Portanto, o diagnóstico fonoaudiológico foi estabelecido como disartrofonia flácida e, com o avançar da doença, associada à disfagia orofaríngea de grau leve. Quanto aos resultados de avaliação do distúrbio miofuncional orofacial, apesar das limitações apresentadas, a paciente obteve escores próximos dos melhores resultados, sendo classificada com grau de alteração leve. Os eixos mais pontuados foram nos aspectos extra orais, mobilidade, tônus e deglutição.

A despeito de não se ter aplicado protocolos de avaliação de habilidades cognitivas e de estado mental, era possível observar comprometimento gradativo das habilidades de atenção, memória e localização temporal da paciente durante as atividades terapêuticas, manifestados por esquecimentos em relação a acontecimentos recentes, quando perguntada, incluindo fatos do dia anterior, sendo incapaz de dizer em que lugar estava, no momento da terapia e qual a data presente; segundo depoimento dos familiares, tais características também eram observadas por eles, no cotidiano da paciente.

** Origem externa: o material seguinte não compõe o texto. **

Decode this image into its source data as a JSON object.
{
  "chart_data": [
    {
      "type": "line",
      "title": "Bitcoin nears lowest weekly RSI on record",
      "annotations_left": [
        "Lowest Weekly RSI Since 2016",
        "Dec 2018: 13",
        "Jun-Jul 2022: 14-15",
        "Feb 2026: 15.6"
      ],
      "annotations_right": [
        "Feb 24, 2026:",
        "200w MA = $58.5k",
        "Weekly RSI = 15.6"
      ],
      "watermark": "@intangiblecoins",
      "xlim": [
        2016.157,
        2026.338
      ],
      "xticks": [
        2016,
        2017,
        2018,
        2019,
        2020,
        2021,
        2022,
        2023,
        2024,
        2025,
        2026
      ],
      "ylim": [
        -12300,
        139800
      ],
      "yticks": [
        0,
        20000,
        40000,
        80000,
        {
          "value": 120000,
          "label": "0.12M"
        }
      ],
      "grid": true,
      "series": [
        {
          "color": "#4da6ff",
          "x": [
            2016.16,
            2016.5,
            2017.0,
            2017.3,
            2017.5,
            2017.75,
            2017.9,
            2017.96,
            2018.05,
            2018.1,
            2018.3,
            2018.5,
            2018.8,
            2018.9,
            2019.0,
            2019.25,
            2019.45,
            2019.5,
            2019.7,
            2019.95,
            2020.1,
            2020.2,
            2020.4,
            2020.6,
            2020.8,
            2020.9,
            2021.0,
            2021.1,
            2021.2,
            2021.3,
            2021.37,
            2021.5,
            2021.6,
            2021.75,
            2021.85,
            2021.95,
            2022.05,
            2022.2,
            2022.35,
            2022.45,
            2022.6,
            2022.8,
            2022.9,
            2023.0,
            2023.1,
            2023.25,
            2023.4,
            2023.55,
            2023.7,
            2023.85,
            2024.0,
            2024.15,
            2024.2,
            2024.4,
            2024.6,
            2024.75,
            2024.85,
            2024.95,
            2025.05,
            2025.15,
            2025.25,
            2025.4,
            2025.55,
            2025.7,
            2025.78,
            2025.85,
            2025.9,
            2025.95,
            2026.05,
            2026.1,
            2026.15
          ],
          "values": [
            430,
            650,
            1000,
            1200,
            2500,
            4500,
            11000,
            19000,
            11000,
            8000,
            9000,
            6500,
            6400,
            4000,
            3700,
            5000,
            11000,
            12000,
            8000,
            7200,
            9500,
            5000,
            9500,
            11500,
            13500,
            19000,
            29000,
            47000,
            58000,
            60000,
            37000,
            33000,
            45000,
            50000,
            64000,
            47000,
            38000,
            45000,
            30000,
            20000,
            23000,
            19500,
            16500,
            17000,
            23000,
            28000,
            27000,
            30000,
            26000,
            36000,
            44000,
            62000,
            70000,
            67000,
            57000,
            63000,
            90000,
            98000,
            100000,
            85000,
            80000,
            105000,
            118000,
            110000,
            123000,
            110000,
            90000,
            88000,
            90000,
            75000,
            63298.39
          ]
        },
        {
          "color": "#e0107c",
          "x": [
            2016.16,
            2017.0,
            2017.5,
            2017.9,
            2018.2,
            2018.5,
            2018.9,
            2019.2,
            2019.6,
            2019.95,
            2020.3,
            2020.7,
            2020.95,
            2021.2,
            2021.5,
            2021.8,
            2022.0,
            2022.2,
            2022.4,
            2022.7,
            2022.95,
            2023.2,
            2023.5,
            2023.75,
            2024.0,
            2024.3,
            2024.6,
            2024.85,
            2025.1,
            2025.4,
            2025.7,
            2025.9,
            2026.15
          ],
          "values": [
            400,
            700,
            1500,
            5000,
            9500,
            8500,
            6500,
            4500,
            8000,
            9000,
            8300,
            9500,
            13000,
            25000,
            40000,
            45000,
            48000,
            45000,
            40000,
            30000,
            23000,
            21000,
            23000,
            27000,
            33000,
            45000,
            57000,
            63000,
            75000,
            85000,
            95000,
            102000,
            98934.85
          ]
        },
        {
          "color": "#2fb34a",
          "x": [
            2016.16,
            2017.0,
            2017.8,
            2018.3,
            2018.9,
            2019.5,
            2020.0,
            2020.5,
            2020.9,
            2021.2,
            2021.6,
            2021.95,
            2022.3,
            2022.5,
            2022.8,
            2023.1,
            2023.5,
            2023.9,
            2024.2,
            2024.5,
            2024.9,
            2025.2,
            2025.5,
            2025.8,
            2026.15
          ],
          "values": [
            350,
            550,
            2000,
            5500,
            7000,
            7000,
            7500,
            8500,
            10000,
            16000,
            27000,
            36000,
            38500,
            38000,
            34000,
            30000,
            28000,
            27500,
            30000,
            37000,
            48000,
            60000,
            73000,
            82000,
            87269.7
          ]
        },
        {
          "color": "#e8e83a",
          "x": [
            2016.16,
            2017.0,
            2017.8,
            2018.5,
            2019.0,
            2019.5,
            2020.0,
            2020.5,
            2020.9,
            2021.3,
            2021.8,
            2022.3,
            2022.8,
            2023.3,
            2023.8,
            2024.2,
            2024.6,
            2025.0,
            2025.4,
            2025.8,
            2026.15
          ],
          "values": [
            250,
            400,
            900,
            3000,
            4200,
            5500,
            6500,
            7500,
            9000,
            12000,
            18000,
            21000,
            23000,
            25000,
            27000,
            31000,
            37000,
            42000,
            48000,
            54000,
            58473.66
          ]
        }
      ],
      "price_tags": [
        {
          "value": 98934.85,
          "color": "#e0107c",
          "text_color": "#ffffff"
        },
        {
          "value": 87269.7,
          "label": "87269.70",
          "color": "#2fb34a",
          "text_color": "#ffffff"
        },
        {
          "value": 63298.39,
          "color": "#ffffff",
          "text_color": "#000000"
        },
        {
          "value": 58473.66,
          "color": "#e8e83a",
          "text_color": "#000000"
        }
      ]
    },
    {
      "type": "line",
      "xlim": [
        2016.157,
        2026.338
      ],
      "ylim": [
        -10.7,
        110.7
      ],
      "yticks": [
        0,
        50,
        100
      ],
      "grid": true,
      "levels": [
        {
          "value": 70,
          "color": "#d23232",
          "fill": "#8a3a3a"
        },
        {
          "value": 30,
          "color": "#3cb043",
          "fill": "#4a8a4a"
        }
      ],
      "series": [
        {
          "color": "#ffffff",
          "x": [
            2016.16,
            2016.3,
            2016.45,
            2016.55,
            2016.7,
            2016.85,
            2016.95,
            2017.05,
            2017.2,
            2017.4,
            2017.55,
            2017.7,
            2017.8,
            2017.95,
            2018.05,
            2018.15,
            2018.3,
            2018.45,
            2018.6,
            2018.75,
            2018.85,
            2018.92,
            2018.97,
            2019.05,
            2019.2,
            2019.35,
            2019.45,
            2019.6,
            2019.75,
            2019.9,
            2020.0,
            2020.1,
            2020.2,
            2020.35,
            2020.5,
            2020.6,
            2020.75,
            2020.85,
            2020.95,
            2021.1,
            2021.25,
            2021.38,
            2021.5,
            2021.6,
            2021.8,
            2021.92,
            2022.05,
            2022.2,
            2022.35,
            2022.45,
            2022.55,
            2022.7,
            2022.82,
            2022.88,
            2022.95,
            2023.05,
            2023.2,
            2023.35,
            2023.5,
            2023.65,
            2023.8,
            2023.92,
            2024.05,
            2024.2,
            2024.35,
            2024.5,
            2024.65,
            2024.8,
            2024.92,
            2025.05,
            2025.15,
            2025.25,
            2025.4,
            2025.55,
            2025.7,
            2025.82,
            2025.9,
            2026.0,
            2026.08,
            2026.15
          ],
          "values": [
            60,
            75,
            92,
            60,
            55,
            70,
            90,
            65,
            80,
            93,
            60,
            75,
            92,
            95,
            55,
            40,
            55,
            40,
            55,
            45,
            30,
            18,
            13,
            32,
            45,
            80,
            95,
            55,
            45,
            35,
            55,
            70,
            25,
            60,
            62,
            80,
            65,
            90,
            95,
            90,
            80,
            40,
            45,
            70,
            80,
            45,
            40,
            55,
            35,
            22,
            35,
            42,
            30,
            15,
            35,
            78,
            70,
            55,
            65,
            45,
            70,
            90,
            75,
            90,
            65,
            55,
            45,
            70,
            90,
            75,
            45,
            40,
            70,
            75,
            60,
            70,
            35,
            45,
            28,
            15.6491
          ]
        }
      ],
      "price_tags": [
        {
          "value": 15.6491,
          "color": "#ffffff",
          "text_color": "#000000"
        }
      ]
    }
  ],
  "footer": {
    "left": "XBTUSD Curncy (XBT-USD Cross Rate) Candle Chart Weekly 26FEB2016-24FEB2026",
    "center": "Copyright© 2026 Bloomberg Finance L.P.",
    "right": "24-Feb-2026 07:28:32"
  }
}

A terapia fonoaudiológica, que ocorria duas vezes na semana, objetivou manter as funções estomatognáticas e melhorar qualidade de vida. Eram realizadas manipulações extra e intra-orais para aquecimento, soltura, vascularização e ativação das zonas motoras; estimulação sensorial tátil e térmica; exercícios miofuncionais isométricos, isotônicos e de contrarresistência para lábios, língua e bochechas; terapia funcional utilizando alimentos em diferentes consistências com auxílio de manobras facilitadoras; terapia vocal com sons facilitadores, firmeza glótica, sobrearticulação; além de terapia facilitadora com jogos estimulando memória, raciocínio e atenção (memória, palavras cruzadas, caça palavras, dominó, músicas).

No ano de 2013, Flora apresentou maiores limitações motoras, incontinência urinária, dependência para realizar algumas atividades de vida diária, estava mais depressiva, evitando falar. As queixas de engasgos se tornaram mais frequentes na consistência líquida. À avaliação, evidenciaram-se deglutições múltiplas na consistência pastosa e presença de tosse na consistência líquida, com qualidade vocal “molhada”, sugerindo penetração laríngea. Após várias deglutições a paciente apresentava ausculta cervical sem alterações, demonstrando possível clearence da região faringolaríngea. Realizaram-se ajustes quanto à consistência alimentar: indicou-se espessamento do líquido e solicitou-se videofluoroscopia da deglutição para melhor acompanhamento, mas não se teve devolutiva. Devido aos problemas que foram se agravando, fez-se necessário um atendimento contínuo, domiciliar, sendo mais confortável e benéfico para a paciente, havendo, então, o desligamento voluntário de Flora da clínica-escola.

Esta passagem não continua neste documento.